Sub jobs may also be spawned in detached mode, meaning that the parent/spawning job will not wait for their completion but would simply “fire and forget” these jobs. Example:

- name: a task that starts a detached job
subjob:
name: my sub job
detached: true
tasks:
- name: hello sub task
image: ubuntu:mantic
run: echo some work

Mounts are often used to share state between the task and its pre and post tasks (see Pre/Post tasks) but can also be used to access persistent data on the host.

When using the default Docker runtime there are three types of mounts available:

  • volume - a Docker volume based mount. Volumes are removed at the termination of the task.
- name: convert the first 5 seconds of a video
image: jrottenberg/ffmpeg:3.4-alpine
mounts:
- type: volume
target: /tmp
pre:
- name: download the remote file
image: alpine:3.18.3
run: wget http://example.com/my_video.mov
run: ffmpeg -i /tmp/my_video.mov -t 5 /tmp/output.mp4
  • bind - used to mount a host path to a container path.
- name: convert the first 5 seconds of a video
image: jrottenberg/ffmpeg:3.4-alpine
mounts:
- type: bind
target: /mnt/videos
source: /host/path
run: ffmpeg -i /mnt/videos/my_video.mov -t 5 /mnt/videos/output.mp4
  • tmpfs - a tmpfs mount is temporary, and only persisted in the host memory. When the container stops, the tmpfs mount is removed, and files written there won’t be persisted.

Worker nodes are stateless by design. Which means that no state is left on the worker node after a task terminates. Moreover tasks can execute on any of the available worker so there’s no guarantee that a task that is scheduled to execute will execute on the same node that the task just prior to it executed.
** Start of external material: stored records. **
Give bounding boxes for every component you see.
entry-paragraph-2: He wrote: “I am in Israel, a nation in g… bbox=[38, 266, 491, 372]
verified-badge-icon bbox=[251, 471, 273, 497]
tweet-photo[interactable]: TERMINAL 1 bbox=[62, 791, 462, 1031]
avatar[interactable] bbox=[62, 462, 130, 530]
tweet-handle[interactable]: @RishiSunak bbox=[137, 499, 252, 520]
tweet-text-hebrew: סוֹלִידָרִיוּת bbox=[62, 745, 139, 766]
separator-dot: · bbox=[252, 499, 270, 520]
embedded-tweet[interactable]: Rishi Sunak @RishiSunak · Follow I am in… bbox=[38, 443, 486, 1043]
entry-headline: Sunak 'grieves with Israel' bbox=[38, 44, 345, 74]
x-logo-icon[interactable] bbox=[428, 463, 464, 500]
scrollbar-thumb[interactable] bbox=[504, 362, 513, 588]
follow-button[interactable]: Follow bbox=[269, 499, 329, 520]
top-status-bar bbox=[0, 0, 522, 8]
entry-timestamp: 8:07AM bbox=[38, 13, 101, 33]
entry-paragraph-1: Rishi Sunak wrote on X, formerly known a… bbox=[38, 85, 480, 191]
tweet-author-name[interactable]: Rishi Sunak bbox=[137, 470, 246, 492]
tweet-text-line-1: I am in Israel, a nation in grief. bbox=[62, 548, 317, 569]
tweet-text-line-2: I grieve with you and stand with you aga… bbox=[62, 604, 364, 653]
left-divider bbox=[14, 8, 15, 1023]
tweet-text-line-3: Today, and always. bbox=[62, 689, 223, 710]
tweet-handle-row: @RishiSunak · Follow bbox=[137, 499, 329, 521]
However, it is sometimes desireable to execute a task - potentially even using a different image - before or after a task executes and share the state of that execution with the “main” task we want to execute. This is where pre and post tasks come in.

Each task can define a set of tasks that will be executed prior to its execution, and after its execution.

The pre and post tasks always execute on the same worker node which will execute the task itself and are considered to be an atomic part of the task. That is, a failure in any of the pre/post tasks is considered a failure of the entire task.

Additionally, any mounts and/or networks defined on the primary task are also accessible to the pre and post tasks.

Example:

- name: convert the first 5 seconds of a video
image: jrottenberg/ffmpeg:3.4-alpine
mounts:
- type: volume
target: /tmp
pre:
- name: download the remote file
image: alpine:3.18.3
run: |
wget \
http://example.com/my_video.mov \
-O /tmp/my_video.mov
post:
- name: upload the converted file
image: alpine:3.18.3
run: |
wget \
--post-file=/tmp/output.mp4 \
https://devnull-as-a-service.com/dev/null
run: |
ffmpeg -i /tmp/my_video.mov -t 5 /tmp/output.mp4

Tasks can be retried on failure using the retry property. This property allows you to specify the number of retry attempts, the initial delay before the first retry, and an optional scaling factor to increase the delay between subsequent retries.

Example:

retry:
limit: 5 # will retry up to 5 times
initialDelay: 5s # optional: default 1s (max: 5m)
scalingFactor: # optional: default 2 (max: 10)

To increase the priority of a task in its queue, use the priority property.

Acceptable values are between 0 (no priority) and 9 (highest priority).

name: my job
tasks:
- name: my first task
image: alpine:3.18.3
priority: 1
run: sleep 3

You can also set the default priority for all tasks at the job level:

name: my job
defaults:
priority: 1
tasks:
- name: my first task
image: alpine:3.18.3
run: sleep 3

By default, a task has no resource constraints and can use as much of a given resource as the host’s kernel scheduler allows.

For more fine-grained control, default limits can be overridden at an individual task level:

- name: some task
image: alpine:3.18.3
limits:
cpus: .5
memory: 10m
run: |
echo "do some work"

Tasks can specify a maximum time of execution using the timeout property.

- name: some task
image: alpine:3.18.3
# this task will automatically fail
# after 5 seconds if not completed
timeout: 5s
run: |
sleep 30

When using the default Docker runtime, you can use the gpus property to access the host’s GPU resources.

This property maps to Docker’s --gpus flag.

- name: some task
image: alpine:3.18.3
gpus: all
run: |
echo "do some gpu based work"

Tasks may specify an arbitrary list of metadata tags.

- name: some task
image: alpine:3.18.3
tags:
- some-tag
- another-tag
run: |
echo "do some work"

You can use the workdir property to set the task’s default working directory.

- name: some task
image: alpine:3.18.3
workdir: /workspace
run: |
echo "do some work"